“KAPLUMBAĞALARI BESLEMEYELİM, KORUYALIM”
Durumun doğaya zarar vermeye başlamasıyla birlikte, Mersin Kent Konseyi öncülüğünde çeşitli kurum ve sivil toplum kuruluşlarının katkısıyla bilinçlendirme kampanyası başlatıldı. Kampanya kapsamında, barınak çevresindeki restoran tekneleri, amatör balıkçılar ve vatandaşlara broşürler dağıtıldı, afişler asıldı. Kampanyanın mesajı ise net:
“Deniz kaplumbağalarını beslemeyelim, koruyalım.”
“YIL BOYU GÖZLEMLİYORUZ, ÇÜNKÜ ARTIK GİTMİYORLAR”
Mersin Üniversitesi Su Ürünleri Fakültesi Öğretim Üyesi Prof. Dr. Deniz Ayas, yapılan çalışmaları yerinde izleyen uzmanlar arasında. Prof. Ayas, bölgede hem yeşil deniz kaplumbağası hem de caretta caretta türlerinin yıl boyunca barınakta görüldüğünü belirterek, “Bu hayvanlar doğaları gereği göç eder, özellikle sonbaharda daha sıcak denizlere çekilirlerdi. Ancak burada yiyecek buldukları için artık gitmiyorlar” dedi.
“BESLENME ALIŞLANLIKLARI, DOĞALARINI DEĞİŞTİRİYOR”
Ayas, barınakta bir ya da iki kaplumbağanın bulunmasının ekosistem açısından büyük bir sorun oluşturmayacağını ancak son 3-4 yılda sayıların ciddi oranda arttığını belirtti:
Geçen yıl 100’ün üzerinde birey tespit ettik. Bu sayı, doğrudan insan eliyle gerçekleşen beslenme faaliyetleri nedeniyle yükseldi.
Ayrıca, kaplumbağaların kolay yoldan besin buldukları için doğal göç yollarını kullanmadığını, bunun da türlerin üreme ve kışlama döngülerinde aksamalara neden olduğunu vurguladı.
“BU ARTIK BİR EKOLOJİK SORUNA DÖNÜŞTÜ”
Ayas’a göre bu alışkanlıklar yalnızca kaplumbağaların davranışlarını değiştirmekle kalmıyor, aynı zamanda türlerin doğal popülasyonlarını da tehdit ediyor:
Bu hayvanlar vahşi doğaya ait.

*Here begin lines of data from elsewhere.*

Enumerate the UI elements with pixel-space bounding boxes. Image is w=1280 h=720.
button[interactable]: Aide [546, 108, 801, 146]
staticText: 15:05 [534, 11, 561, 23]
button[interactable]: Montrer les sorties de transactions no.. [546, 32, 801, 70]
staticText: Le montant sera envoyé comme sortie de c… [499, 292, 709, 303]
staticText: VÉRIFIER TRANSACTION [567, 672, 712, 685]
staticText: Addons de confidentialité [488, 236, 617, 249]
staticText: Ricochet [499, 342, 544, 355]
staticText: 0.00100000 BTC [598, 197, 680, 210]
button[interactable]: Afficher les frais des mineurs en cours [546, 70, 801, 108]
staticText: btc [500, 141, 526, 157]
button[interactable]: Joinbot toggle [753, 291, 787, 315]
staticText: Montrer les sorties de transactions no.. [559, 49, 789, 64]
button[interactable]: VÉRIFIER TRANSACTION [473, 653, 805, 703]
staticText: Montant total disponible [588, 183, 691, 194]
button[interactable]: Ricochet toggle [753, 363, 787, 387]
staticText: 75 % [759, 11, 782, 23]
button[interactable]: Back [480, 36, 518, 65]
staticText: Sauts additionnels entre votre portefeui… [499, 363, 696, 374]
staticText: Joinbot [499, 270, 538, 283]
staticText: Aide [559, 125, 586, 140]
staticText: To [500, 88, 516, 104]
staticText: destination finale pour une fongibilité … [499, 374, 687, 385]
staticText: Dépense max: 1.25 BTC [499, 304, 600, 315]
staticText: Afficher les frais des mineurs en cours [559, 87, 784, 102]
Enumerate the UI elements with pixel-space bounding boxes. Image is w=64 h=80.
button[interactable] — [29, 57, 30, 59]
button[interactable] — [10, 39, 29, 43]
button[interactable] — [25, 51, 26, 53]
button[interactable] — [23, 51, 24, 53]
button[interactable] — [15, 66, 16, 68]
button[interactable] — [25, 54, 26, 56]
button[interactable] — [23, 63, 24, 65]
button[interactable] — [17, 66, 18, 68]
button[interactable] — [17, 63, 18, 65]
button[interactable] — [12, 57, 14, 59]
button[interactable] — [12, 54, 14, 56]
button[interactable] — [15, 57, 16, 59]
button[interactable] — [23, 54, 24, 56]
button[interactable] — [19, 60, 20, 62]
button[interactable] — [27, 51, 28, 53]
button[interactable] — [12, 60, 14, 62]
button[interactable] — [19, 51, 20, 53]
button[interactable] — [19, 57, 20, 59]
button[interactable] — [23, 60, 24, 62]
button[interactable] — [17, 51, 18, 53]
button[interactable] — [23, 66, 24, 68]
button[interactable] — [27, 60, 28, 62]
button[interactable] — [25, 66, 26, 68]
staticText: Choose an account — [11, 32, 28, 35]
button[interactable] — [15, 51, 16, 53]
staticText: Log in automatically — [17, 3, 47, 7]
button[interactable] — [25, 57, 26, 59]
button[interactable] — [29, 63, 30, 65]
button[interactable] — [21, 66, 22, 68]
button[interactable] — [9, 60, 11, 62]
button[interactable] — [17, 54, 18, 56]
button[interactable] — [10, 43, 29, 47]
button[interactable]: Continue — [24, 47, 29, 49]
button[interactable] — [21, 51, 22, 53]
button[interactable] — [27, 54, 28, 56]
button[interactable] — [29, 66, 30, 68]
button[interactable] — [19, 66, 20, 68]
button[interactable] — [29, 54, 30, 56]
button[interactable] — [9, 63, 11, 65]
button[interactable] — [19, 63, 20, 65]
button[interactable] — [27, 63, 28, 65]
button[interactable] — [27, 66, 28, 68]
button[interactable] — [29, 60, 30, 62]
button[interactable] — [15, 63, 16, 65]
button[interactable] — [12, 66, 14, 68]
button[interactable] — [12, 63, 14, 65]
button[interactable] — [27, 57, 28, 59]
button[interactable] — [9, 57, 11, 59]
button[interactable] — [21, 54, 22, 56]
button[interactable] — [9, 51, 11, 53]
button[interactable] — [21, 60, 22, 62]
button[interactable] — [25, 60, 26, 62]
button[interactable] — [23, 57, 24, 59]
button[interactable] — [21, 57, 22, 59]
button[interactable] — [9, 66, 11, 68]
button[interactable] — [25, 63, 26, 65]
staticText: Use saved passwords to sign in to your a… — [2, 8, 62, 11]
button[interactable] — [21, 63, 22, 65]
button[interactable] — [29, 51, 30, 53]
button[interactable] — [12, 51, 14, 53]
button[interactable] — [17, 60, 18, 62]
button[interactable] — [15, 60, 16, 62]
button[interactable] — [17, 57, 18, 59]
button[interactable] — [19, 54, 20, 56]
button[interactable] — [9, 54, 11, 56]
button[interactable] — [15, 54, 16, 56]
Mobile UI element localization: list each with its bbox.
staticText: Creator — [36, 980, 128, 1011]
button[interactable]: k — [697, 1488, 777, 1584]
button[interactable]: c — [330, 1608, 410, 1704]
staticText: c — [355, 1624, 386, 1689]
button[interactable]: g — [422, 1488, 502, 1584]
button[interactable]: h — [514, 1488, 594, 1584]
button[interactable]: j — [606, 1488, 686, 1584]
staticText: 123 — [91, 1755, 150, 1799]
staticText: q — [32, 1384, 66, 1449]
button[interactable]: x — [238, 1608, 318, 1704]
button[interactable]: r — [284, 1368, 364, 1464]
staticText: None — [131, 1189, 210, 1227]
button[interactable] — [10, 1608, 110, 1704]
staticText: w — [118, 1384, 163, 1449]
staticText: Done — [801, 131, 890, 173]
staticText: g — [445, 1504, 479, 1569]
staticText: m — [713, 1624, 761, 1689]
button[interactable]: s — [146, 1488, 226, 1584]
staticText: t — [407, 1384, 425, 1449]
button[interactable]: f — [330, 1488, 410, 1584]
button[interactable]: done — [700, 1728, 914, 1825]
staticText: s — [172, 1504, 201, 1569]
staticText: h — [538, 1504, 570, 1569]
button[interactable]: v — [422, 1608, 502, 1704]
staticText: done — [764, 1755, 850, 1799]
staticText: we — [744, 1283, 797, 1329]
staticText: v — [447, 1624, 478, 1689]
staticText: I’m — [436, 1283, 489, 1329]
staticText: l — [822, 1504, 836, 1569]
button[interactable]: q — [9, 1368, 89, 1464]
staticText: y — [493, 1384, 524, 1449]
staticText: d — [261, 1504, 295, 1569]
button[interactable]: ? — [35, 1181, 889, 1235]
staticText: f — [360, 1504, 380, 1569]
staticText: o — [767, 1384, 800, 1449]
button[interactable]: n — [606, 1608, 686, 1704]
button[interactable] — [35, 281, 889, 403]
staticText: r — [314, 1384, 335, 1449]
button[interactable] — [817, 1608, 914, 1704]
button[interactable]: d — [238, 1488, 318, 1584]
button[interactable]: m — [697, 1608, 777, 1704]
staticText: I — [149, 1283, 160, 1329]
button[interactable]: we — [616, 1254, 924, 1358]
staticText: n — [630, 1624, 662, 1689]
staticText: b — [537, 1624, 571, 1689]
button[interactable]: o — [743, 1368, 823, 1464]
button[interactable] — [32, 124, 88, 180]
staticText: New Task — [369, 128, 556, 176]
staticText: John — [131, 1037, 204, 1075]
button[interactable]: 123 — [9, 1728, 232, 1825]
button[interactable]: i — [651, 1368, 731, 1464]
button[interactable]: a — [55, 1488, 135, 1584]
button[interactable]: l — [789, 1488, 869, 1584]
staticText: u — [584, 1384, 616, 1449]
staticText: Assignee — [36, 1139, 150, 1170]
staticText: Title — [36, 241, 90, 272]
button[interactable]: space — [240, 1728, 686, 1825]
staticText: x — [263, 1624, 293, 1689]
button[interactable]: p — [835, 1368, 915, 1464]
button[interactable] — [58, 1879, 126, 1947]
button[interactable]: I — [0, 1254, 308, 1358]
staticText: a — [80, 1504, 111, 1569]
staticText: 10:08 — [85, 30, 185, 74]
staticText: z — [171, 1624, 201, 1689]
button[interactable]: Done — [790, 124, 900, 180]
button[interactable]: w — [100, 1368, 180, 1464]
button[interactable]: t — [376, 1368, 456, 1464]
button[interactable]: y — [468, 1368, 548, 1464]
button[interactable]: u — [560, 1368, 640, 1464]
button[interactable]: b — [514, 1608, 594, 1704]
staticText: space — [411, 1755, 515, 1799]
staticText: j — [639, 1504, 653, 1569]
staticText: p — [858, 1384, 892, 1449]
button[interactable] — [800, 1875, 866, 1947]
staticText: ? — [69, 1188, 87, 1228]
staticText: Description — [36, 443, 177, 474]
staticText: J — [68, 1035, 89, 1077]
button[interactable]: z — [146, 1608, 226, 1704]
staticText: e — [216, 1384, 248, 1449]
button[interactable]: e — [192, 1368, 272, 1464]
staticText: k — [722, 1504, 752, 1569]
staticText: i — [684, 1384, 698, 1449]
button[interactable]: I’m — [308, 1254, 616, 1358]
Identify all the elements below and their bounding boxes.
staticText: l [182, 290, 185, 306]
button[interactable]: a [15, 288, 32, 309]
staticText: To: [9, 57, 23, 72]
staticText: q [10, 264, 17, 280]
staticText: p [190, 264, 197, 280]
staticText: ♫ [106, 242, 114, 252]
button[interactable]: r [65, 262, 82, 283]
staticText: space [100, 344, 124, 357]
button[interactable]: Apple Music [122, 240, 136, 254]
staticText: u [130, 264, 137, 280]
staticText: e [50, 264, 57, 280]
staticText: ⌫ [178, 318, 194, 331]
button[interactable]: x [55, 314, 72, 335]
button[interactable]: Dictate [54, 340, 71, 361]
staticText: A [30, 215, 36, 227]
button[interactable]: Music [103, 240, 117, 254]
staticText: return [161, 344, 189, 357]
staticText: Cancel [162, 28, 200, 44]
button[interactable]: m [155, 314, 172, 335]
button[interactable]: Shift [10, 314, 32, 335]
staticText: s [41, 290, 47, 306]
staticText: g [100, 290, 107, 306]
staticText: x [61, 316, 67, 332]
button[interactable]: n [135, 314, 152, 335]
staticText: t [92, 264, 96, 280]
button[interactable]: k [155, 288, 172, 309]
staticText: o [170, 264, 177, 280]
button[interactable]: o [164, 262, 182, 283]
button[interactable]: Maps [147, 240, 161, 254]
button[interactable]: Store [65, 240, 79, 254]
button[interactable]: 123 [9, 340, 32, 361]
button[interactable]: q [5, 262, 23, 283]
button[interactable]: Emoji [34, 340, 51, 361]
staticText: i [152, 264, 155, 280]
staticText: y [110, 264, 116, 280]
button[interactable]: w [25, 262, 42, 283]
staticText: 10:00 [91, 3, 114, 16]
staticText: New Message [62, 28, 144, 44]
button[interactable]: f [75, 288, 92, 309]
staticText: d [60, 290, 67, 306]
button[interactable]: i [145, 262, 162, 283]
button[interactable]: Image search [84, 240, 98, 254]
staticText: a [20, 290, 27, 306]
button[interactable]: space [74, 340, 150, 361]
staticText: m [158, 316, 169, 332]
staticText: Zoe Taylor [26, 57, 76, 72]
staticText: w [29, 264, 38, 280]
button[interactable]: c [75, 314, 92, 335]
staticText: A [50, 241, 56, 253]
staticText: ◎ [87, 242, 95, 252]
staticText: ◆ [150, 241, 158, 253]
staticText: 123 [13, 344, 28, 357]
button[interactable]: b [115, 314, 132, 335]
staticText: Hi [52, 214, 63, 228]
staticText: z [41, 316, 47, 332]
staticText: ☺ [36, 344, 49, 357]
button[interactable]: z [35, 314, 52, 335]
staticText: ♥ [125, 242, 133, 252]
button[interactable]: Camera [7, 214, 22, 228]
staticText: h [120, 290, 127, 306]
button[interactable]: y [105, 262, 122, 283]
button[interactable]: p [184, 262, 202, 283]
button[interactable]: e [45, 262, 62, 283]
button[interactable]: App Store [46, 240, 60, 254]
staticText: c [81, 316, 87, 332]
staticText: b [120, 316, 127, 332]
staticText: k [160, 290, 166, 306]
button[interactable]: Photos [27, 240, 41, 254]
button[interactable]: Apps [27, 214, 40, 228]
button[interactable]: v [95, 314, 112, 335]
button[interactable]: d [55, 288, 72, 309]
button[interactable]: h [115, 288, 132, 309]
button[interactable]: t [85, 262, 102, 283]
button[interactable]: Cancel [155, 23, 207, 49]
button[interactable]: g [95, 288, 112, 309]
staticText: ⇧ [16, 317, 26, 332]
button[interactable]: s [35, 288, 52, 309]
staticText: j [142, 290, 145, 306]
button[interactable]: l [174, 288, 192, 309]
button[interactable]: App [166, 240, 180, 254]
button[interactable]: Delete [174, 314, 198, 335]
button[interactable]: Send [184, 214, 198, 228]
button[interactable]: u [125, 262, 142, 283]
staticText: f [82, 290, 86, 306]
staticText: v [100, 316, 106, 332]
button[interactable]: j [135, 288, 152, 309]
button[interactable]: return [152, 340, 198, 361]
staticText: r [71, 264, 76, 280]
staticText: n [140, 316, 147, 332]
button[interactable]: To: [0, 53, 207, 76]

Doğada kendi besinlerini bulabilecek donanıma sahipler. Ama biz onları kolay besine alıştırdıkça doğal davranışlarını kaybediyorlar ve popülasyonda daralma riski ortaya çıkıyor.
“YEM BULDUKÇA KALIYORLAR”
35 yıldır Mersin’de balıkçılık yapan Atilla Akkaya da yaşananları yakından gözlemleyenlerden biri. Özellikle son 5-6 yıldır kaplumbağa sayısında gözle görülür bir artış olduğunu söylüyor:
Eskiden birkaç tane olurdu, şimdi onlarca. Avdan döndüğümüzde ağlarımızdaki küçük karidesleri, yengeçleri denize atıyoruz. Kaplumbağalar da bu fırsatı kaçırmıyor.
Ancak Akkaya, bu durumun tehlikeli bir boyut aldığını da aktarıyor:
“Eskiden suya ayağımızı sokardık, şimdi ısırırlar mı diye çekiniyoruz. Doğal davranışlarını kaybettiler.”
“Yem bulamadıkları anda burayı terk ederler. O yüzden bu döngüyü kırmak bizim elimizde.”